Vier Bauern (Kalone) hatten für 680 Taler privat das verlassene Anwesen eines Amerika-Auswanderers,
den Hof Wülpke Nr. 7 gekauft, um darin ein "Knaben-Rettungshaus" einzurichten. Als Planer und
Betreiber der Gründungsvorbereitungen wird Pfarrer Gößling betrachtet, seinerzeit Pastor in
Kleinenbremen und Vorsitzender des Stiftungsvorstandes bis 1872. Näheres ist jedoch nicht
überliefert.
*) Quelle: Mooser, Krull, Hey, Gießelmann (Hg.): "Frommes Volk und Patrioten". Verlag für Regionalgeschichte, Bielefeld 1989
Christoph Schäfer, ein ehemaliger Helfer des St. Petri Stifts in Höxter, hielt als
erster Hausvater, dem im Konzept des Rettungshauses entscheidende Bedeutung zukam, mit
drei Jungen Einzug. Leider erwies er sich als völlig ungeeignet und brachte das hoffnungsvoll
begonnene, wenngleich unzureichend vorbereitete, Projekt alsbald in öffentlichen Verruf.

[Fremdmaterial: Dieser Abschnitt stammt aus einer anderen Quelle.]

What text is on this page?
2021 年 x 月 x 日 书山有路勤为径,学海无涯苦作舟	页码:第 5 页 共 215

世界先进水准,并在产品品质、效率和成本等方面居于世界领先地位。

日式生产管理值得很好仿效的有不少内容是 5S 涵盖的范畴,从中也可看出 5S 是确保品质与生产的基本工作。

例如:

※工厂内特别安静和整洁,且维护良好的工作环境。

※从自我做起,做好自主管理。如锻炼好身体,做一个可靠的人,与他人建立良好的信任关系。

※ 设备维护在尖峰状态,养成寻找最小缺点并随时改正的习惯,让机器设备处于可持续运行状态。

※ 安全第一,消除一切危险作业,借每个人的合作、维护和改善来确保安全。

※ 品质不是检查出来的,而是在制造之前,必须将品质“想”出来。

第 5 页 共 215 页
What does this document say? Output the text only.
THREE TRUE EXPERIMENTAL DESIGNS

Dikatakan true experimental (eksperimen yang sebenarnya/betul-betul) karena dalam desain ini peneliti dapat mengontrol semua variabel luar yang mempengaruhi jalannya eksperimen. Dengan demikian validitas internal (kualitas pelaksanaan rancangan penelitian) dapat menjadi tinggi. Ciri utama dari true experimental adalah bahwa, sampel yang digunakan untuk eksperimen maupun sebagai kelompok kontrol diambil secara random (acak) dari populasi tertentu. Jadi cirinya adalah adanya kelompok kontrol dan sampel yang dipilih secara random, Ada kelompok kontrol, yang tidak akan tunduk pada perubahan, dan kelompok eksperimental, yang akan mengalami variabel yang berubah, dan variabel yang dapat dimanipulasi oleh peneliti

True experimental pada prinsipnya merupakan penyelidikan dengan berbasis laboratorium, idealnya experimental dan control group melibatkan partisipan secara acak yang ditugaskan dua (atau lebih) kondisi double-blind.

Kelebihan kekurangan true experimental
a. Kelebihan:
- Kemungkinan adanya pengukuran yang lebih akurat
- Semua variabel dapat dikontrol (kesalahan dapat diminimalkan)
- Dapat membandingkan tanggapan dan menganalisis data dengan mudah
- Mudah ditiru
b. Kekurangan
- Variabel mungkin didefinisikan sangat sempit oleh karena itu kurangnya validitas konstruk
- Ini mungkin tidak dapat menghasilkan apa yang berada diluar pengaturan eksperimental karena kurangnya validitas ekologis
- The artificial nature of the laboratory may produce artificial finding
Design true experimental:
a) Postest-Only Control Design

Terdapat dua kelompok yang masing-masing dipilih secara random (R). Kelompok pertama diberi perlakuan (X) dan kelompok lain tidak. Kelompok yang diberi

Auch der nach seiner Entlassung 1854 eingestellte Lehrer Krausbauer erfüllte die in ihn
gesetzten Erwartungen nicht. Als ihm nach jahrelang vertuschten skandalösen Vorkommnissen
1859 endlich gekündigt wurde, hinterließ er eine "verwahrloste Anstalt, in der Willkür und
Zuchtlosigkeit herrschten", wie es in einem Brief aus dieser Zeit an Johann Hinrich Wichern,
den Pionier der Inneren Mission im 19. Jahrhundert, heißt.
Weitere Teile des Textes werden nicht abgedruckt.